Студопедия

Главная страница Случайная страница

КАТЕГОРИИ:

АвтомобилиАстрономияБиологияГеографияДом и садДругие языкиДругоеИнформатикаИсторияКультураЛитератураЛогикаМатематикаМедицинаМеталлургияМеханикаОбразованиеОхрана трудаПедагогикаПолитикаПравоПсихологияРелигияРиторикаСоциологияСпортСтроительствоТехнологияТуризмФизикаФилософияФинансыХимияЧерчениеЭкологияЭкономикаЭлектроника






Глава cxXVII. На палубе






 

(Гроб установлен на двух кадках между верстаком и открытым люком; плотник конопатит щели; с большого мотка из-за пазухи у него медленно тянется жгут крученой пакли. Из каюты не спеша выходит Ахав, за ним слышны, шаги Пипа.)
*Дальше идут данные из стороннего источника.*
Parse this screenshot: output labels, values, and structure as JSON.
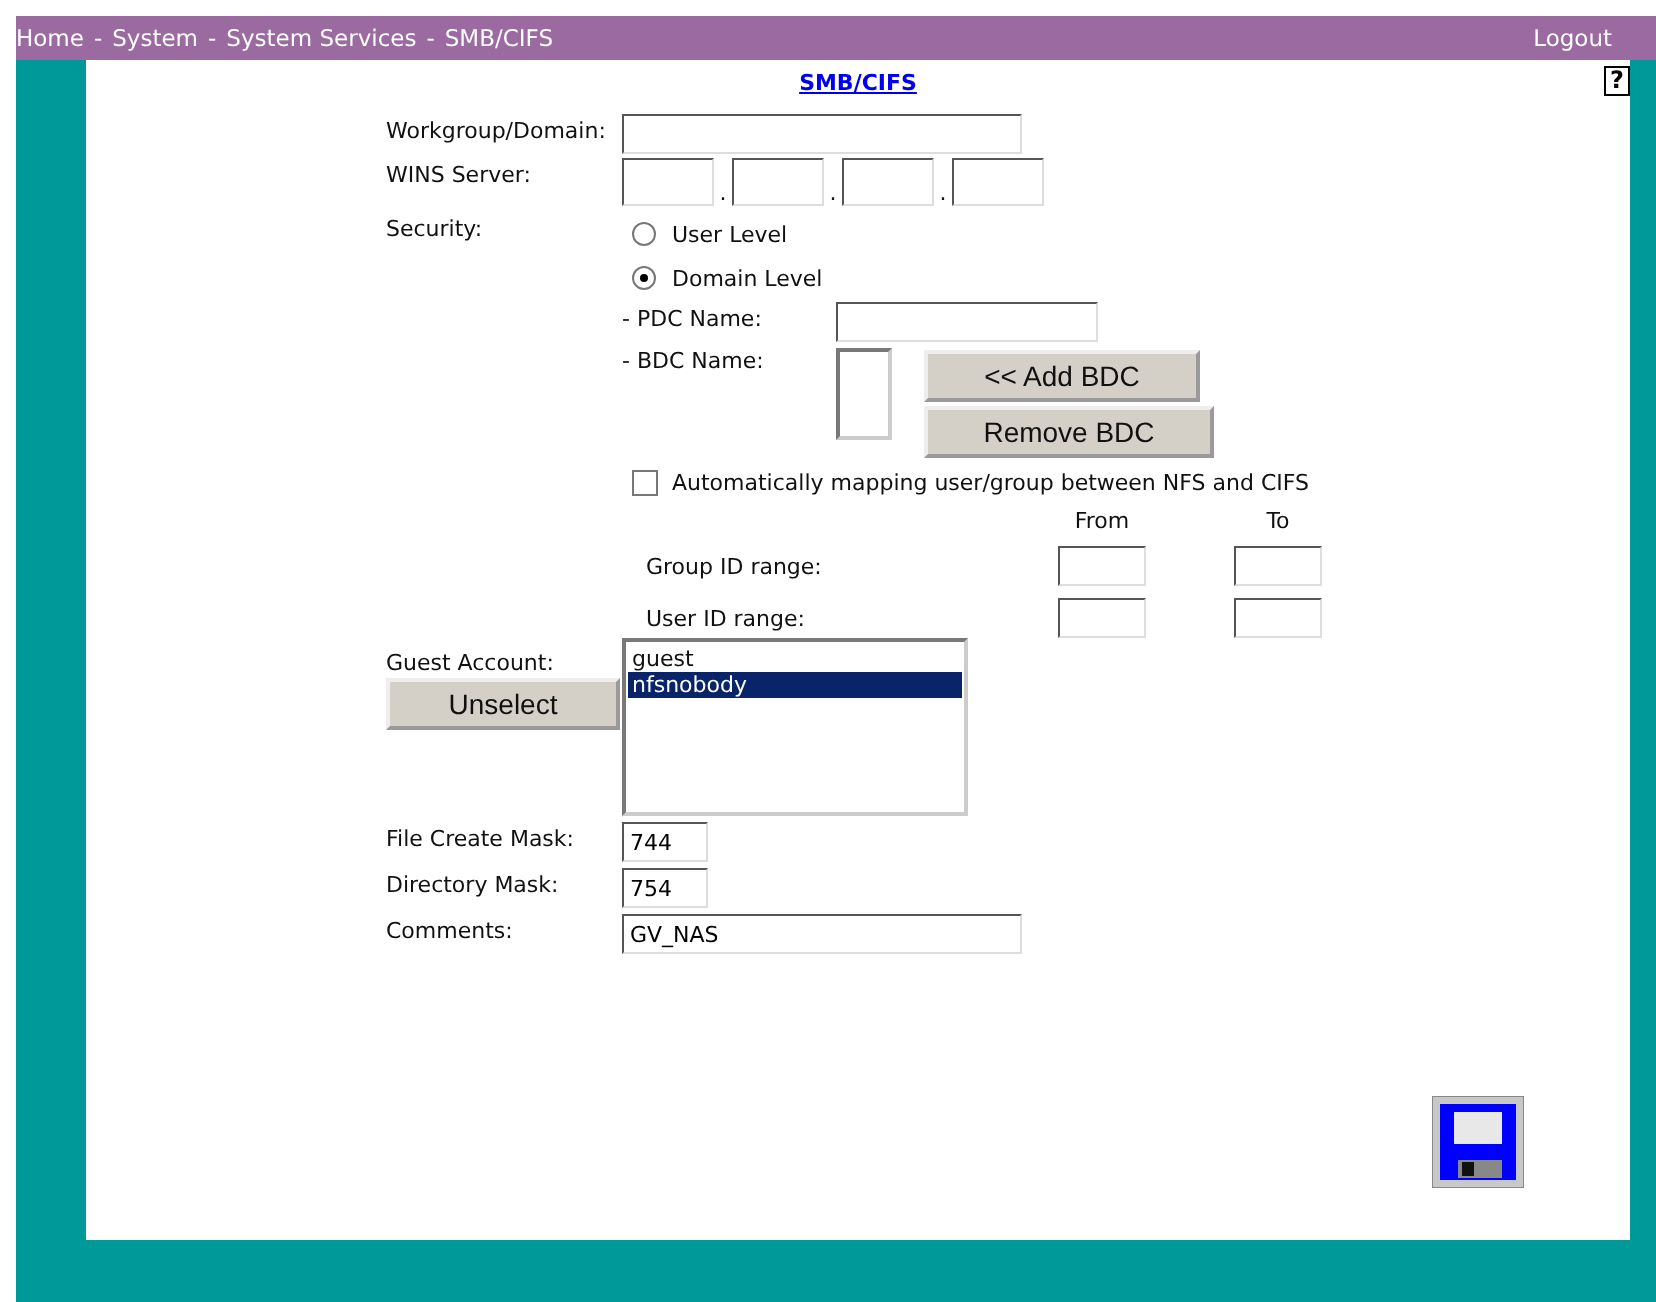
{
  "breadcrumb": {
    "items": [
      "Home",
      "System",
      "System Services",
      "SMB/CIFS"
    ],
    "separator": "-"
  },
  "logout": "Logout",
  "page_title": "SMB/CIFS",
  "help": "?",
  "workgroup": {
    "label": "Workgroup/Domain:"
  },
  "wins": {
    "label": "WINS Server:",
    "separators": [
      ".",
      ".",
      "."
    ]
  },
  "security": {
    "label": "Security:",
    "options": [
      {
        "label": "User Level",
        "selected": false
      },
      {
        "label": "Domain Level",
        "selected": true
      }
    ],
    "pdc": {
      "label": "- PDC Name:"
    },
    "bdc": {
      "label": "- BDC Name:",
      "buttons": [
        "<< Add BDC",
        "Remove BDC"
      ]
    }
  },
  "auto_mapping": {
    "label": "Automatically mapping user/group between NFS and CIFS",
    "checked": false
  },
  "id_ranges": {
    "headers": [
      "From",
      "To"
    ],
    "rows": [
      {
        "label": "Group ID range:"
      },
      {
        "label": "User ID range:"
      }
    ]
  },
  "guest": {
    "label": "Guest Account:",
    "button": "Unselect",
    "options": [
      {
        "label": "guest",
        "selected": false
      },
      {
        "label": "nfsnobody",
        "selected": true
      }
    ]
  },
  "file_create_mask": {
    "label": "File Create Mask:",
    "value": "744"
  },
  "directory_mask": {
    "label": "Directory Mask:",
    "value": "754"
  },
  "comments": {
    "label": "Comments:",
    "value": "GV_NAS"
  }
}
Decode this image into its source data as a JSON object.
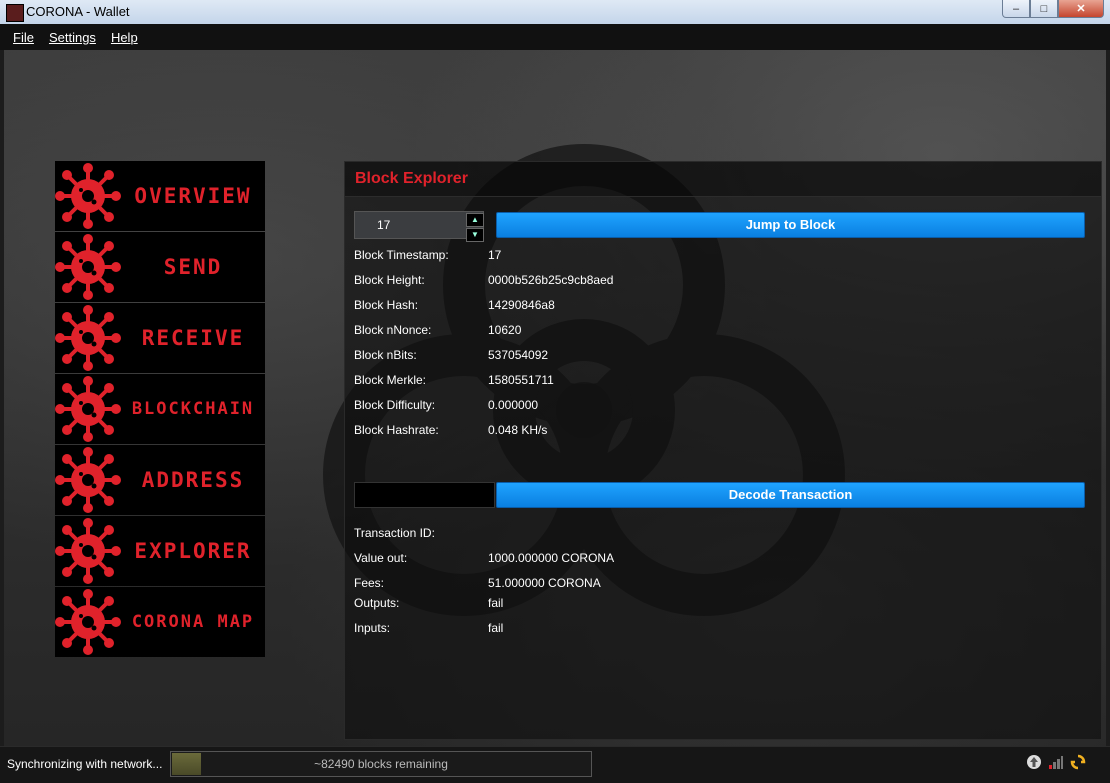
{
  "window": {
    "title": "CORONA - Wallet"
  },
  "menu": [
    "File",
    "Settings",
    "Help"
  ],
  "sidebar": {
    "items": [
      {
        "label": "OVERVIEW"
      },
      {
        "label": "SEND"
      },
      {
        "label": "RECEIVE"
      },
      {
        "label": "BLOCKCHAIN"
      },
      {
        "label": "ADDRESS"
      },
      {
        "label": "EXPLORER"
      },
      {
        "label": "CORONA MAP"
      }
    ]
  },
  "explorer": {
    "title": "Block Explorer",
    "block_number": "17",
    "jump_label": "Jump to Block",
    "block_rows": [
      {
        "label": "Block Timestamp:",
        "value": "17"
      },
      {
        "label": "Block Height:",
        "value": "0000b526b25c9cb8aed"
      },
      {
        "label": "Block Hash:",
        "value": "14290846a8"
      },
      {
        "label": "Block nNonce:",
        "value": "10620"
      },
      {
        "label": "Block nBits:",
        "value": "537054092"
      },
      {
        "label": "Block Merkle:",
        "value": "1580551711"
      },
      {
        "label": "Block Difficulty:",
        "value": "0.000000"
      },
      {
        "label": "Block Hashrate:",
        "value": "0.048 KH/s"
      }
    ],
    "decode_label": "Decode Transaction",
    "tx_input_value": "",
    "tx_rows": [
      {
        "label": "Transaction ID:",
        "value": ""
      },
      {
        "label": "Value out:",
        "value": "1000.000000 CORONA"
      },
      {
        "label": "Fees:",
        "value": "51.000000 CORONA"
      },
      {
        "label": "Outputs:",
        "value": "fail"
      },
      {
        "label": "Inputs:",
        "value": "fail"
      }
    ]
  },
  "status": {
    "sync_text": "Synchronizing with network...",
    "progress_text": "~82490 blocks remaining",
    "progress_fraction": 0.07
  },
  "colors": {
    "accent": "#e0222b",
    "button": "#1296f3"
  }
}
— Ступай назад, мальчик, я скоро вернусь. Ушел! Моя собственная рука не подчиняется с такой готовностью моей воле, как этот ребенок. — Храм божий! Что это такое?

— Спасательный буй, сэр. Приказ мистера Старбека. Эй, эй, сэр! осторожнее! Тут люк открыт.

— Спасибо, старик. Удобно лежит у тебя этот гроб, тут же и до склепа рукой подать.

— Как, сэр? Ах, до люка! Верно, верно, сэр.

— Послушай, не ты ли мастер сколачивать ноги? Не из твоей ли мастерской вышел вот этот обрубок?

— Из моей, сэр. Ну, как ободок, держит?

— Держит. Но ты, кроме того, еще и гробовщик?

— Так, сэр. Я сладил этот гроб для Квикега; но теперь меня поставили, чтобы я переделывал его во что-то совсем другое.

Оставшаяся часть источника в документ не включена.